I'm young. Only 18 years old. I just got to go on a trip to Tokyo that I saved for all by myself. I have a boyfriend of almost two years. I'm registered for university in the fall. Everything seems fine on the really shallow surface. But I'm not okay. I haven't been this not-okay in a long time.
I'm a province away from my university with no savings (cause of the trip) and no help to get back with my things. My mother promised me that if I came to live with her that everything would work out but she just lied to me and now I'm stranded here. She claims she wants me to live with her because she misses me but all she wants me for is rent money and that's why she isn't helping me to leave. I have no money for an apartment near my university, no savings of any sort, and no way to even get back to the city my uni is in without paying a lot of money (a LOT of money) to ship my things back. On top of that, the only place that would hire me (because I have to be honest and tell interviewers that I'm going to be leaving the province as soon as possible) is super part time, so I'm making very little money to begin with, which means I have to wait longer to leave and start saving for school. Because of all this, I don't think I'm going to be able to go to school at all. I already took a year off for the Tokyo trip and at this point I just feel like an abysmal failure.

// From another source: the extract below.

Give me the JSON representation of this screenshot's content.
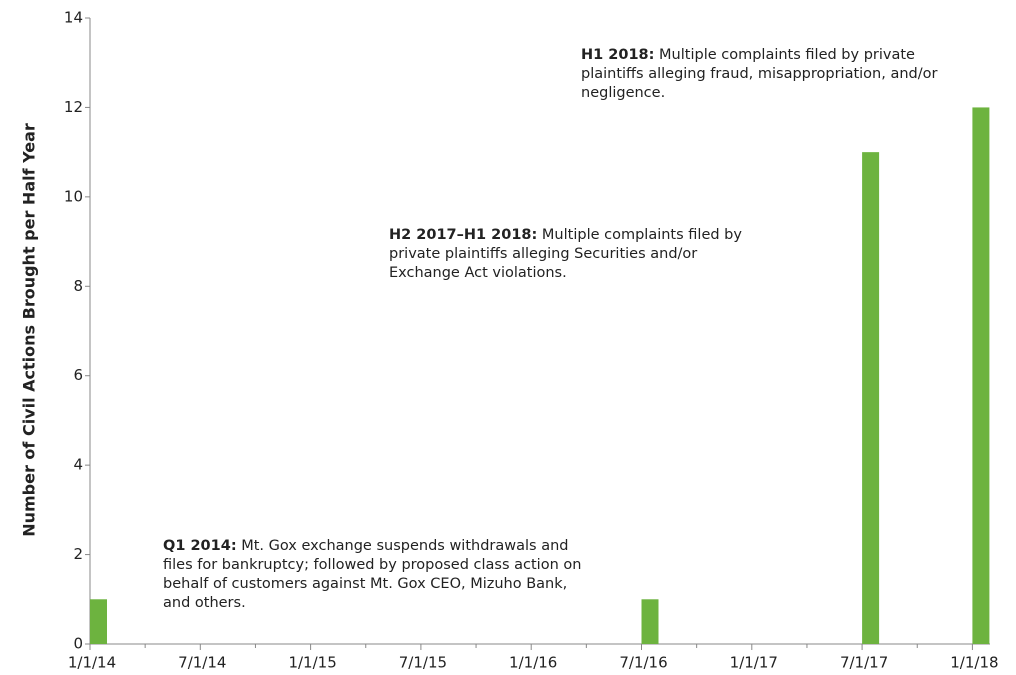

On top of all the uni stuff, my mom and step dad either want me out of the house now or paying rent, even though they know that I no longer have any money to do either of those things and THEY were the ones who wanted me to come here. They say that it is because they are hard pressed for money but they have a massive house, a trailer, two vehicles, a full fridge, and enough money to be throwing away into new fish tanks and outside crap while their daughter SAVING FOR THE HARDEST YEARS OF HER LIFE is going to be eating ramen and ketchup and working late into the nights just to survive living alone during university years. Yeah. That's nice. Considering they aren't going to be giving me a penny for school either, when I'm not even going to be making much in student loans because of how much my parents make.
My dad is just... ugh. He hates everything about me and isn't afraid to remind me every time I'm near him, and then sometimes even when I'm not. He treats me like garbage and is my primary motivation for wanting to kill myself most of the time. So obviously I'm not getting any help from him. He doesn't even want me to go to uni at all, he wants me to go into a trade because all he cares about is money. Which, like my mom and step dad, is why he wants me to live with him.

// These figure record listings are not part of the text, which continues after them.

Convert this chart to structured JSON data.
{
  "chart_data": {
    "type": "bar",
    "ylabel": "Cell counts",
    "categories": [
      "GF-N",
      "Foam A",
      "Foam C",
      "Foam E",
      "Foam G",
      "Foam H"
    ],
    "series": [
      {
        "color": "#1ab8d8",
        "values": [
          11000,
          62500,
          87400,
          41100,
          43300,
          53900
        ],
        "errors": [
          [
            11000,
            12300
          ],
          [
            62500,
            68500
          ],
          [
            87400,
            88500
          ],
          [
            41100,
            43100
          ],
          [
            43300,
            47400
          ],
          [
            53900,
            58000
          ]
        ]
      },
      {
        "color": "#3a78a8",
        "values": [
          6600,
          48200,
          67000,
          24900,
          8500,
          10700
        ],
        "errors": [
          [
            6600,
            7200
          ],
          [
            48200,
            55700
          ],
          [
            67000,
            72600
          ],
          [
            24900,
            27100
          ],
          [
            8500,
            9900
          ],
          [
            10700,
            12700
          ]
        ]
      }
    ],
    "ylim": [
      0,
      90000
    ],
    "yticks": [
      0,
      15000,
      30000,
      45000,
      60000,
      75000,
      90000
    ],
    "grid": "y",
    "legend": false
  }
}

The only reason anyone in my family 'wants' me is because of money. I'm stranded here, loosing hope and motivation, and I'm starting to look at suicide as a valid option again. I want to get a doctorate, and at this point, I don't even think I'm going to be able to go to university for a day.
I don't even want to eat anymore because yesterday I watched my little siblings for 9 hours on 3 hours of sleep and then was yelled at and told that I didn't even deserve to be fed anymore when I said that I was tired and didnt want to watch them anymore since they were home.
Everything is just falling apart. I don't want to be here anymore. I just want to dissapear off the planet so I can stop being an annoyance to everyone. No one really cares about me anyway.